After raising four children in the Boston area, Mr. and Mrs. Chase, who will celebrate their 44th wedding anniversary this year, found themselves as child-rearers again when Michael's and Kania's parents were unable to care for them a decade ago.

They're part of a growing number of grandparents filling the void left by parents incapacitated by drug abuse, poverty, or mental instability. And they're changing the face of the American family.

Challenges for this demo- graphic remain formidable, but the nation has begun to assist their efforts, especially when it comes to housing. Indeed, the Grandfamilies House where the Chases live is now set to become a national model.

When it opened eight years ago, the Grandfamilies House was a social experiment, the nation's first public-housing project designed for grandparents raising their grandchildren. Since then, 32 states have contacted the housing complex, but only a handful of similar models have emerged.
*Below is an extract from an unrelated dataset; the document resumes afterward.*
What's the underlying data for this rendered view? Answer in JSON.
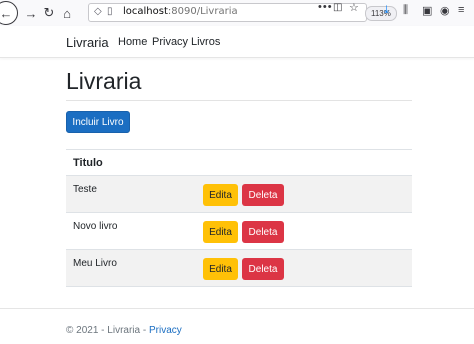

But in December, Congress approved funding for such "grandfamilies" after portions of the Legacy (Living Equitably: Grandparents Aiding Children and Youth) bill was signed by President Bush in 2003 - to expand on the concept, and incorporate the lessons learned, in Boston.

At least 20 communities across the country are considering such housing complexes, says Donna Butts, the executive director of Generations United, a Washington group that promotes intergenerational relations. "There has been great progress in recognizing the role grandparents play in raising grandchildren," says Ms. Butts. "Children deserve the support of loving families, even when their [immediate] families are not there."

The missing generation in many households traces back to the AIDS epidemic, tougher drug laws, and changes in welfare that some say have made it more difficult for single parents to support their children, says Carrie Jefferson Smith, an associate professor of social work at Syracuse University. The problem crosses all race and class lines, but it disproportionately affects African-Americans.

Nearly 4 million children live in households headed by grandparents, according to 2003 data released by the US Census Bureau. That figure increased 30 percent from 1990 to 2000, the census found.

The challenges faced by both grandparent and grandchild are complex, though by no means uniform. Many elderly caregivers live on fixed incomes. Others may struggle to keep up with young ones. Many children, meanwhile, deal with loss or abandonment. In some cases, the "generation gap" can be daunting.

In the Chase household, Kania has lived with her grandparents since she was 18 months old; her brother, Michael, since he was just 34 days old. Still, parenting is harder for the Chases than the first time. The streets aren't as safe; ideas on parental authority are different. "The generation has changed," says Mr. Chase. He says his goal is to live long enough to make sure both choose the right path.

Experts say new housing models must be tailored to a community's specific needs, whether it is lack of transportation or available services.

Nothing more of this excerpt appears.